Table 5 Classification accuracy using the selected feature as input for case 2

It is evident from Case 1 and Case 2 that the WPT signal DD2 yielded the best accuracy and the ideal amount of characteristics. In case 3, the WPT signal DD2 has been taken into consideration for additional processing to determine the fault severity. Figure 9 shows the confusion matrix for case 3 for LR and SVC classifier. The original signal gives 81.77% and 80.88% accuracy from LR and SVC classifier, respectively, when all features are considered. The obtained accuracy for signal DD2 is 84% and 95.55% from LR and SVC, respectively, when all features consider as input to both the classifier. Figure 10 shows the optimum features to detect the successful fault severity level. The best accuracy achieves 94.6% with an optimum number of features 8 for the DD2 signal using the SVC classifier. (Table 6) compares current work to previous work in the litirature of condition monitoring of rotating machines.

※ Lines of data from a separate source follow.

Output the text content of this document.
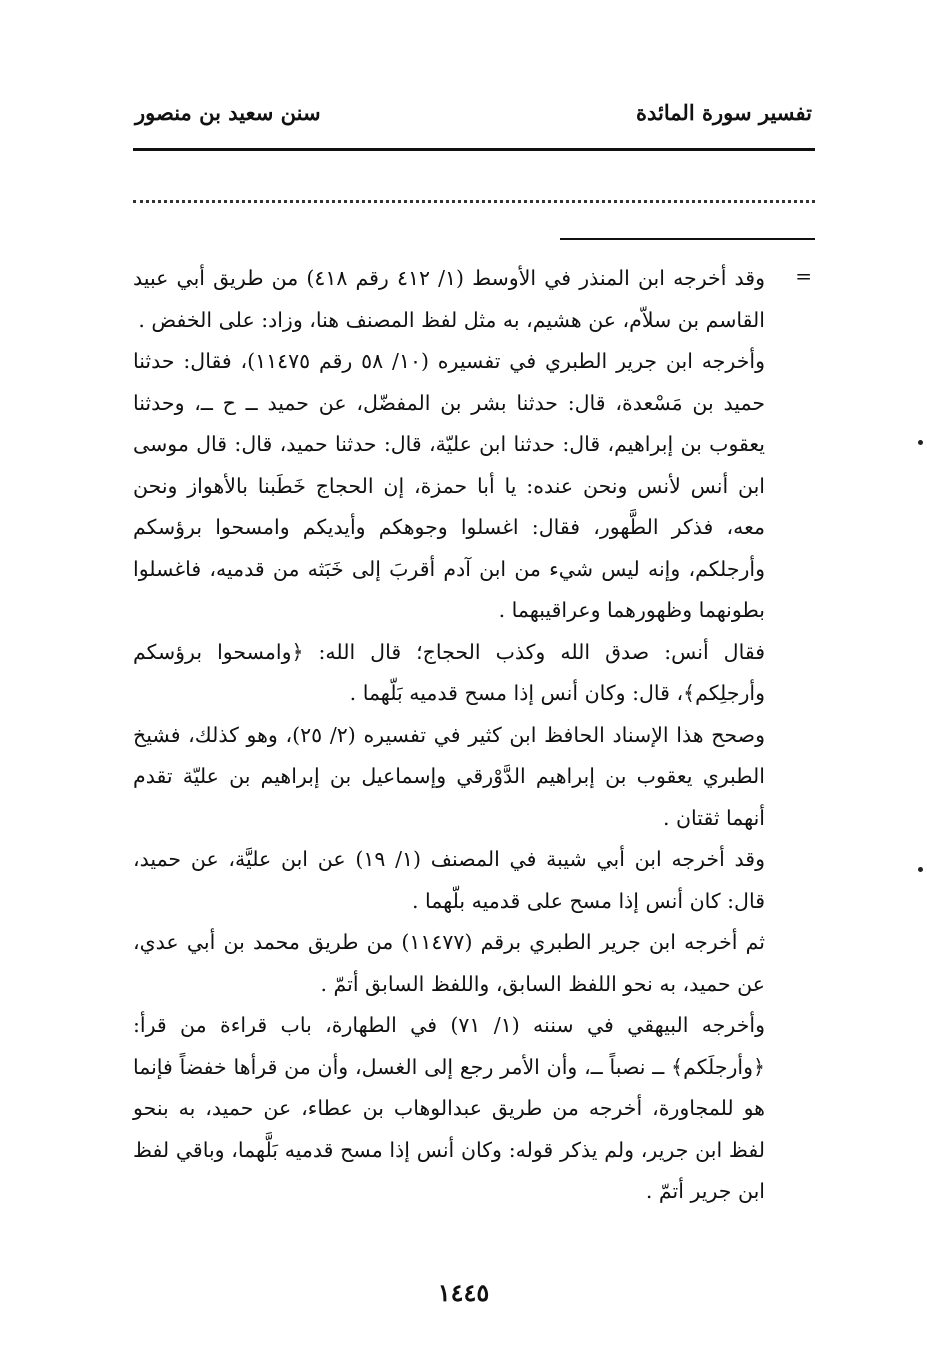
تفسير سورة المائدة
سنن سعيد بن منصور
=

وقد أخرجه ابن المنذر في الأوسط (١/ ٤١٢ رقم ٤١٨) من طريق أبي عبيد القاسم بن سلاّم، عن هشيم، به مثل لفظ المصنف هنا، وزاد: على الخفض .

وأخرجه ابن جرير الطبري في تفسيره (١٠/ ٥٨ رقم ١١٤٧٥)، فقال: حدثنا حميد بن مَسْعدة، قال: حدثنا بشر بن المفضّل، عن حميد ــ ح ــ، وحدثنا يعقوب بن إبراهيم، قال: حدثنا ابن عليّة، قال: حدثنا حميد، قال: قال موسى ابن أنس لأنس ونحن عنده: يا أبا حمزة، إن الحجاج خَطَبنا بالأهواز ونحن معه، فذكر الطَّهور، فقال: اغسلوا وجوهكم وأيديكم وامسحوا برؤسكم وأرجلكم، وإنه ليس شيء من ابن آدم أقربَ إلى خَبَثه من قدميه، فاغسلوا بطونهما وظهورهما وعراقيبهما .

فقال أنس: صدق الله وكذب الحجاج؛ قال الله: ﴿وامسحوا برؤسكم وأرجلِكم﴾، قال: وكان أنس إذا مسح قدميه بَلّهما .

وصحح هذا الإسناد الحافظ ابن كثير في تفسيره (٢/ ٢٥)، وهو كذلك، فشيخ الطبري يعقوب بن إبراهيم الدَّوْرقي وإسماعيل بن إبراهيم بن عليّة تقدم أنهما ثقتان .

وقد أخرجه ابن أبي شيبة في المصنف (١/ ١٩) عن ابن عليَّة، عن حميد، قال: كان أنس إذا مسح على قدميه بلّهما .

ثم أخرجه ابن جرير الطبري برقم (١١٤٧٧) من طريق محمد بن أبي عدي، عن حميد، به نحو اللفظ السابق، واللفظ السابق أتمّ .

وأخرجه البيهقي في سننه (١/ ٧١) في الطهارة، باب قراءة من قرأ: ﴿وأرجلَكم﴾ ــ نصباً ــ، وأن الأمر رجع إلى الغسل، وأن من قرأها خفضاً فإنما هو للمجاورة، أخرجه من طريق عبدالوهاب بن عطاء، عن حميد، به بنحو لفظ ابن جرير، ولم يذكر قوله: وكان أنس إذا مسح قدميه بَلَّهما، وباقي لفظ ابن جرير أتمّ .

١٤٤٥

According to the table in the current work, the better accuracy with the fewest features has been obtained.

Fig. 9

Fault isolation results using all the features for case 3

Fig. 10

Grid search for the optimum number of features for case 3

Table 6 Comparison table demonstrating the implication of present study with reported literature

Conclusions

In this study, the vibration signals from the induction motor bearing were used to classify the three cases of fault presence, fault kind, and fault severity. Eleven statistical features were computed from the original signal and the two-level wavelet decomposed signal for Case 1, Case 2, and Case 3 to classify the data. The best number of features for classification is selected using mutual information and the ANOVA F test from the sub-band having high F score. Further, a Logistic Regression and Support Vector Classifier were used to classify each of the three cases, and the results were compared for each case using both the full set of features and the chosen features. In comparison to LR classifier, sub-band signal DD2 with SVC gives the best results for all three cases from the results obtained with the full set feature. The grid search method with SVC produced the greatest results, with three features providing 100% accuracy for case 1; eight features providing 96.3% accuracy for case 2; and eight features providing 94.6% accuracy for case 3. Therefore, it can be concluded that the suggested methodology can be used in practical to detect bearing faults in induction motors while obtaining the ideal number of features and greater accuracy.